Há três anos longe de novelas, Victor revela que já estava com saudades, mas garante que o ''ostracismo'' foi voluntário, já que é absolutamente contra a superexposição do ator. ''Esta insistência em aparecer no vídeo cansa o público. Às vezes eu mesmo não aguento ver a minha cara na tevê'', admite o ator, que chegou a ser tachado pejorativamente de ''galã'' no início da carreira e, hoje, considera o gênero o mais difícil de fazer: ''Os outros personagens podem tudo. O galã não. Sofre pela mocinha e precisa manter o ar de bom moço até o fim da novela'', acredita.
Com Tavinho, entretanto, Victor não corre esse risco. Vaidoso, divertido e galanteador, ele veio para fazer o contraponto ao amargurado amigo Lucas, vivido por Murilo Benício. O ator reconhece que ainda não teve tempo de ''interiorizar'' o personagem a ponto de sonhar com os problemas dele. Mas acredita que trata-se de uma questão de tempo. ''Quando isso acontecer é porque o personagem já ficou orgânico em mim'', entusiasma-se.

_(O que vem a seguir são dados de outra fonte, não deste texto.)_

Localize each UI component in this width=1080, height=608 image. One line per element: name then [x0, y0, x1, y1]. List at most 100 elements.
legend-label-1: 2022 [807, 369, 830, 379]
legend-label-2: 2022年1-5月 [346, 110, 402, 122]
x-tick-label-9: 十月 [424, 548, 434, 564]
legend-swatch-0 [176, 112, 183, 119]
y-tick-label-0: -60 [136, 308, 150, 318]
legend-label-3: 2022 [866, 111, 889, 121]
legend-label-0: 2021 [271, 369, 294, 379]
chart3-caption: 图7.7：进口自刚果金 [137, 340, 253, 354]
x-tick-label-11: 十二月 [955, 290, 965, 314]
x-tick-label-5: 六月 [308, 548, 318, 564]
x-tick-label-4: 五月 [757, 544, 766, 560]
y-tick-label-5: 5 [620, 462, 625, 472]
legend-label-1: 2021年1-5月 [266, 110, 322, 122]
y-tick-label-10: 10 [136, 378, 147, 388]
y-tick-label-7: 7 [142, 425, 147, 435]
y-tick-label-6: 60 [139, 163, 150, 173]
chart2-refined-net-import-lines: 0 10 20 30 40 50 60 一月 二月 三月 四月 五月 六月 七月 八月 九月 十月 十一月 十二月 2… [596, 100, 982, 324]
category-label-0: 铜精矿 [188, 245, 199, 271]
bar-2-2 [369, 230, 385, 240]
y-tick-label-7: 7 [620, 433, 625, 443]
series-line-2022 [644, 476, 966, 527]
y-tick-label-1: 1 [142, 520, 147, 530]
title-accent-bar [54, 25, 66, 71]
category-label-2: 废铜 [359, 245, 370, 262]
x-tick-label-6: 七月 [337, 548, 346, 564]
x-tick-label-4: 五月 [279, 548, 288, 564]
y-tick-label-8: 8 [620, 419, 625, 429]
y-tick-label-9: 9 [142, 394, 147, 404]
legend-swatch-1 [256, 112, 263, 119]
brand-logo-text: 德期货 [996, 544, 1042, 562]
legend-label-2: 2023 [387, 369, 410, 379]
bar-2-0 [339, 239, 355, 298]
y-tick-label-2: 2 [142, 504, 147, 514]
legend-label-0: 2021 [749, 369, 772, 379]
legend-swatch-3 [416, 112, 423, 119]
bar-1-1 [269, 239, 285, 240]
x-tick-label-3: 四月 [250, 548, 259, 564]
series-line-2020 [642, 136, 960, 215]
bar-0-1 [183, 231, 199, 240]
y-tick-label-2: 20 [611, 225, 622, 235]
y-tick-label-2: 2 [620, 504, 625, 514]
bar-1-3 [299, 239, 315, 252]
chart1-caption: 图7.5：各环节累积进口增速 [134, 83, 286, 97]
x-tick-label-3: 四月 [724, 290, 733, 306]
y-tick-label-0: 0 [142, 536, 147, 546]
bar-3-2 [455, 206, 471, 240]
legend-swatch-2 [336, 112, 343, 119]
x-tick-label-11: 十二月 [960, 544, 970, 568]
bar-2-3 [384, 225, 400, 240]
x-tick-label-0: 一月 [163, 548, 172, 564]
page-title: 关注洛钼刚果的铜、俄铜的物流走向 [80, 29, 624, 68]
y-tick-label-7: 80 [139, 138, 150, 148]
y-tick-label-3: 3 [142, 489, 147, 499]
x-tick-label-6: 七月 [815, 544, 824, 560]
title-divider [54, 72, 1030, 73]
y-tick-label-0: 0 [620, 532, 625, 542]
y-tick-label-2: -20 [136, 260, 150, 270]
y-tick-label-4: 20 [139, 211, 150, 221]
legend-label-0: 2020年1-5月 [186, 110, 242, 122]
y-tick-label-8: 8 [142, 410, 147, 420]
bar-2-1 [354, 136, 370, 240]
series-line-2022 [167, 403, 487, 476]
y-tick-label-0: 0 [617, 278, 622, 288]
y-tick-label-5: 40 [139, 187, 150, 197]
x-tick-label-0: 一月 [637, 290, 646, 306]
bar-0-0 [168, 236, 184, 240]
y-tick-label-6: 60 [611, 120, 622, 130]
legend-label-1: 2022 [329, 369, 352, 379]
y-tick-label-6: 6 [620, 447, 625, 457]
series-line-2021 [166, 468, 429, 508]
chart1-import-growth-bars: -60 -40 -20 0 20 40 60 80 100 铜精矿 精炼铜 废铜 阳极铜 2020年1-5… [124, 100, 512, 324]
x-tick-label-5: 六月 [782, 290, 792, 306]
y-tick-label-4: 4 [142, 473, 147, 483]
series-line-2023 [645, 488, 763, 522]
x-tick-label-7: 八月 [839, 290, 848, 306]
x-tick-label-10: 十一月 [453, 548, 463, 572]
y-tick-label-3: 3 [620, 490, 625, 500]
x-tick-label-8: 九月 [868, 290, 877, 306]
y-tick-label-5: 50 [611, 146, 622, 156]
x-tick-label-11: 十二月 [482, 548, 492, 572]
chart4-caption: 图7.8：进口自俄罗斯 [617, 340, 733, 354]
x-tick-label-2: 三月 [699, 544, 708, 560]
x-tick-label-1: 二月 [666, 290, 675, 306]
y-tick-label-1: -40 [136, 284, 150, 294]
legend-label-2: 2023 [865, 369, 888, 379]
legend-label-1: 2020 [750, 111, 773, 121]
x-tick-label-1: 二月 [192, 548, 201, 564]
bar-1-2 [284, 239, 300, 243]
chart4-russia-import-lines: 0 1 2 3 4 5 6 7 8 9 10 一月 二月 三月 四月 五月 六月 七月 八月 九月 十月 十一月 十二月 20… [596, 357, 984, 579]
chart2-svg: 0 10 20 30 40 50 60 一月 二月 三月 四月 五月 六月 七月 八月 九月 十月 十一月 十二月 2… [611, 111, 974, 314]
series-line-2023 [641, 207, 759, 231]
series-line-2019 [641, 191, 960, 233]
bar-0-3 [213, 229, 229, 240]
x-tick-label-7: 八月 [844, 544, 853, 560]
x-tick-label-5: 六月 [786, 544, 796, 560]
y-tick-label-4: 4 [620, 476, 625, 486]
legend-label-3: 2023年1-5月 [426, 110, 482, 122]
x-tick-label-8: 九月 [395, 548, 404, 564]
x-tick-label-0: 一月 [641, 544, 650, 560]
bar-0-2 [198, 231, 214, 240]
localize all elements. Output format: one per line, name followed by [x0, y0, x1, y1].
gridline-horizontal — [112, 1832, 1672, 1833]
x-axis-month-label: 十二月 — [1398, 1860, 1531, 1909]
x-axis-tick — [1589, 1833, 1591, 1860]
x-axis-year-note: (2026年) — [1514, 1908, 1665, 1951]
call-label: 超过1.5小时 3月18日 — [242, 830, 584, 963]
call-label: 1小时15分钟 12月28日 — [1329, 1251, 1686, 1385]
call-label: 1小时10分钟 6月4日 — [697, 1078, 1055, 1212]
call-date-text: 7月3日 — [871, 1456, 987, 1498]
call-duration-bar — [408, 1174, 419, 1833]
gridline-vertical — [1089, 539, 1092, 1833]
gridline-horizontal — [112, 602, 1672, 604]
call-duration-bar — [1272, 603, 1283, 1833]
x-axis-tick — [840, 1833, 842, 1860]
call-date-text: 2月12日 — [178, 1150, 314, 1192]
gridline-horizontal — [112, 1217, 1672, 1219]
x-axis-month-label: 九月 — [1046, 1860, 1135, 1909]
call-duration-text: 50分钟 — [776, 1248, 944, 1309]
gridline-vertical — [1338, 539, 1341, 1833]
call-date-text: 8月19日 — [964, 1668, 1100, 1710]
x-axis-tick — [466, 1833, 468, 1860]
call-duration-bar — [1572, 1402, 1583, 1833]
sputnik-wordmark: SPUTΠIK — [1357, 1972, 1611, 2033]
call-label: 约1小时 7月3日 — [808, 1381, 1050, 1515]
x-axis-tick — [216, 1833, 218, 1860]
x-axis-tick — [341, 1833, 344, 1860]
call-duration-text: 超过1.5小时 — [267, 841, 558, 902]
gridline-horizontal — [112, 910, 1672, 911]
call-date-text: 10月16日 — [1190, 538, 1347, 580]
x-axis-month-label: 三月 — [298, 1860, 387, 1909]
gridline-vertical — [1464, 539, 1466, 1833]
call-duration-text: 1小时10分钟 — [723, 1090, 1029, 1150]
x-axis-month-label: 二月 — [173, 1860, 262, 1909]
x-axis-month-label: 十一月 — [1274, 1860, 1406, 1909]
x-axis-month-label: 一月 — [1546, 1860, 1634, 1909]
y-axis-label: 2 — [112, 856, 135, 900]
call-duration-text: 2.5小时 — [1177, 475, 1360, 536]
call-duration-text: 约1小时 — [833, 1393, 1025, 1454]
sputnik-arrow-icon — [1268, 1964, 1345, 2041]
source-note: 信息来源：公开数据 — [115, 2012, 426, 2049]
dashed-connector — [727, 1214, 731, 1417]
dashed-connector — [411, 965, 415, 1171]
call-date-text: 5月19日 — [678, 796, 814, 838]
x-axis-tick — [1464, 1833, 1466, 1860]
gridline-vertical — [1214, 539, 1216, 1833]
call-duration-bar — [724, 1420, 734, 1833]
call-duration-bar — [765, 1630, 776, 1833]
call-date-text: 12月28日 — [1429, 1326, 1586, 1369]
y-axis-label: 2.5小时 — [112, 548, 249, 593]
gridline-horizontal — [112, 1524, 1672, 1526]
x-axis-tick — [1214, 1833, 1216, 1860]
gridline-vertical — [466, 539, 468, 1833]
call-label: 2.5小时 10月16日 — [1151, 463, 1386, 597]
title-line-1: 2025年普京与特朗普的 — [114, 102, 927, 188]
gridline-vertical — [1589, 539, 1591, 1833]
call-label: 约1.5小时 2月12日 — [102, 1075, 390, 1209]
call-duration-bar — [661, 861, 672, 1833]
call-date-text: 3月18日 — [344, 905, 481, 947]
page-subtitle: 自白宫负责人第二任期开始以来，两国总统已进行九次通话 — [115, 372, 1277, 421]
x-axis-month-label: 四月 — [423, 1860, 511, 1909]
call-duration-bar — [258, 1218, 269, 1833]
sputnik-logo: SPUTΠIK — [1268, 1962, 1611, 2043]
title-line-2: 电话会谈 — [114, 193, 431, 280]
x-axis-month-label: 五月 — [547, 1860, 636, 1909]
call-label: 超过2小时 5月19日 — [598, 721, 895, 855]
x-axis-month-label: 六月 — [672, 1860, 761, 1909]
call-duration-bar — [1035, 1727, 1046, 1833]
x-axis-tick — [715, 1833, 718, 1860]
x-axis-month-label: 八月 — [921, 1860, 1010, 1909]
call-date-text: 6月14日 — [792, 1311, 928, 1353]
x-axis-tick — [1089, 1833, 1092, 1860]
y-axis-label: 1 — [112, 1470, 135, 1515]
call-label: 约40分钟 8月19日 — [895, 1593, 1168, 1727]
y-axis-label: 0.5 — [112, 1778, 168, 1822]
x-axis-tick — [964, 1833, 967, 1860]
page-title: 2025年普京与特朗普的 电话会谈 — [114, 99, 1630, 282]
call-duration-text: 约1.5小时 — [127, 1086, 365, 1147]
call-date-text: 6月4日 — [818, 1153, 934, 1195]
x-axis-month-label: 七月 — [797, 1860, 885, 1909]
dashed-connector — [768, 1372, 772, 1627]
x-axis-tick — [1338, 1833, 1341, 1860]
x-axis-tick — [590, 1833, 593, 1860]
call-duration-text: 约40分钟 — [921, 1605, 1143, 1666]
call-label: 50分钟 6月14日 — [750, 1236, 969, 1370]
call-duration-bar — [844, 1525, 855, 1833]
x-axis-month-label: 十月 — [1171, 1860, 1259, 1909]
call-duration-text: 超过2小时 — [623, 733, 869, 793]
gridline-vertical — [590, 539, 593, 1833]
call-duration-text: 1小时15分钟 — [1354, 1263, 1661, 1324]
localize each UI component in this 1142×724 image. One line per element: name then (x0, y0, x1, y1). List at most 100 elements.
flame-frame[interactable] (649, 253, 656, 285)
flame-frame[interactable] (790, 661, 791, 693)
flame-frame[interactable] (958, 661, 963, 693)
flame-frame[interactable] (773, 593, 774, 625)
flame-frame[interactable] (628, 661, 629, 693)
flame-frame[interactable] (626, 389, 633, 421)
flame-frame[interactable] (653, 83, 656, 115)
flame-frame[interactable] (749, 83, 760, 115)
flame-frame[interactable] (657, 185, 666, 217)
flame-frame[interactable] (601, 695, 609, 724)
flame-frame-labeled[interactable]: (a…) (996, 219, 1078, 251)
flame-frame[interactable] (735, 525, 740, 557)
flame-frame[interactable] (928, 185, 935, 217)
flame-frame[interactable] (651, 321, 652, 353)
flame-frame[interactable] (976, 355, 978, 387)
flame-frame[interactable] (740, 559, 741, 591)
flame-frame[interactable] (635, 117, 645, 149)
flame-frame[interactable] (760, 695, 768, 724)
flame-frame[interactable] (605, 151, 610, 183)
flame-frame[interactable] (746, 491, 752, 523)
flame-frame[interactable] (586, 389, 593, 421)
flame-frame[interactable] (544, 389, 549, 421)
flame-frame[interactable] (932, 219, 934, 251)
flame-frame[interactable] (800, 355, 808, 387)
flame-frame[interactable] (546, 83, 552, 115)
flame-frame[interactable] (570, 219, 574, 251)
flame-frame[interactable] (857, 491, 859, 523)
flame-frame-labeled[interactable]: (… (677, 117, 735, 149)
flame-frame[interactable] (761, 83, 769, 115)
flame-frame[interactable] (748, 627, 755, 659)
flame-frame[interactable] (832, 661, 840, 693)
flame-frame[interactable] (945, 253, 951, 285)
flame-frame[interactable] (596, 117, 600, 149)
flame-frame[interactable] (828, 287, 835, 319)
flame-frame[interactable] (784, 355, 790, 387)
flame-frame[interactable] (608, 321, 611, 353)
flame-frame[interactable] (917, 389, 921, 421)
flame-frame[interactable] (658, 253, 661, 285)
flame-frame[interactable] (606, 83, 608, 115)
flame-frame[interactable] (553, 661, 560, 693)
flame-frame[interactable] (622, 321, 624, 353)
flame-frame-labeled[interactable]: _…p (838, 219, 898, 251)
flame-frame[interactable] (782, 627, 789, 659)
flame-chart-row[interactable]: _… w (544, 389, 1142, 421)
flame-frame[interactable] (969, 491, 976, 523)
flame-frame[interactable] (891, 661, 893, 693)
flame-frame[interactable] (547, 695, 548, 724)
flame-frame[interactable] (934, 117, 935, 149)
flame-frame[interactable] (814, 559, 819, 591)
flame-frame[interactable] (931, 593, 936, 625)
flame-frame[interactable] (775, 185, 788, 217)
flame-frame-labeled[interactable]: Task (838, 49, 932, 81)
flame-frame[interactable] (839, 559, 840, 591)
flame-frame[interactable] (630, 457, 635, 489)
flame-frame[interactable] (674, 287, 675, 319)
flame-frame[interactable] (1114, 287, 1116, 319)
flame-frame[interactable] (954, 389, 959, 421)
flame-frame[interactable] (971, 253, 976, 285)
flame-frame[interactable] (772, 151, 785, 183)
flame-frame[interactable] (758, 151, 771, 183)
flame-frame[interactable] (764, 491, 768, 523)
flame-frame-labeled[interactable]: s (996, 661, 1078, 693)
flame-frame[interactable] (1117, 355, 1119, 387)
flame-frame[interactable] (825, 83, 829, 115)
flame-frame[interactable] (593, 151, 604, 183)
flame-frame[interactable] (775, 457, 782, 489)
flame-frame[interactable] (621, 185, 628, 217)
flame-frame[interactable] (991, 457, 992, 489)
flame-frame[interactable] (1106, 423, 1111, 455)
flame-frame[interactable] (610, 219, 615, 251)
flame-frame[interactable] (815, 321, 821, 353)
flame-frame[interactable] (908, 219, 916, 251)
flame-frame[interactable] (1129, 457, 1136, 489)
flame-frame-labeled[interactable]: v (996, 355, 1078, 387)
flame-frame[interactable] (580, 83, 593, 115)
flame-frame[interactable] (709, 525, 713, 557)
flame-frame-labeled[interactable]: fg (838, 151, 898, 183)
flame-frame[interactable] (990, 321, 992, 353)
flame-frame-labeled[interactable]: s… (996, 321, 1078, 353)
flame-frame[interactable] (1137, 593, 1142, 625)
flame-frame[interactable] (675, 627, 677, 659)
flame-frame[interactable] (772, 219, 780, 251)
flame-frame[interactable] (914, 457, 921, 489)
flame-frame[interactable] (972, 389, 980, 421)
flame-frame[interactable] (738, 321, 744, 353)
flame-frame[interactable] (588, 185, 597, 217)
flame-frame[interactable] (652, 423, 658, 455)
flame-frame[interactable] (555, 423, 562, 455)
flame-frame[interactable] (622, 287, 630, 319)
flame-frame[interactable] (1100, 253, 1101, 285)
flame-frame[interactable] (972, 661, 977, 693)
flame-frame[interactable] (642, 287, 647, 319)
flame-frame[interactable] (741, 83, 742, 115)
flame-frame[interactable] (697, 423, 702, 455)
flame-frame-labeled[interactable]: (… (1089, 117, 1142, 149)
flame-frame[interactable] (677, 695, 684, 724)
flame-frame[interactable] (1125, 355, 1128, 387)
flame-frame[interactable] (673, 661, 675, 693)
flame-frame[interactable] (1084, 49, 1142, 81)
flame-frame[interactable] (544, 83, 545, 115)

Do alto de seu 1,95 m, Victor Fasano parece ter sido feito sob medida para um elegante terno Armani. Mas, longe das passarelas e do figurino ''business'' de Tavinho, é com jeans rasgado e sujo de terra que ele se sente mais à vontade. Criado em fazenda, vendo animais silvestres e ouvindo histórias de saci, Victor tornou-se um incansável defensor da ecologia. Mas não fica só no discurso. Há 20 anos, ele tem autorização do Ibama para criar, em cativeiro, animais e plantas ameaçados de extinção. Hoje, o criadouro de seu sítio reúne cerca de 150 espécies da fauna e flora brasileira, bem como originários de outras regiões do planeta. E Victor já vem reintroduzindo os primeiros exemplares na natureza. ''Esse é meu gol'', vibra o ator.
Em nome da causa ecológica, ele já viajou para as regiões mais remotas do planeta e se envolveu na preservação de espécies tão raras quanto o antílope negro, de Angola, e as zebras gravy, no Norte do Quênia. Mas, incansável, Victor vem trabalhando para transformar estas experiências em documentários de televisão. O projeto interessou à emissora americana Discovery Channel e também está em análise na Globo. ''Esse é o programa dos meus sonhos. Tem um grande potencial e não quero desperdiçá-lo. Por isso, vamos com calma'', explica Victor, que investe seu capital pessoal para a preservação das espécies.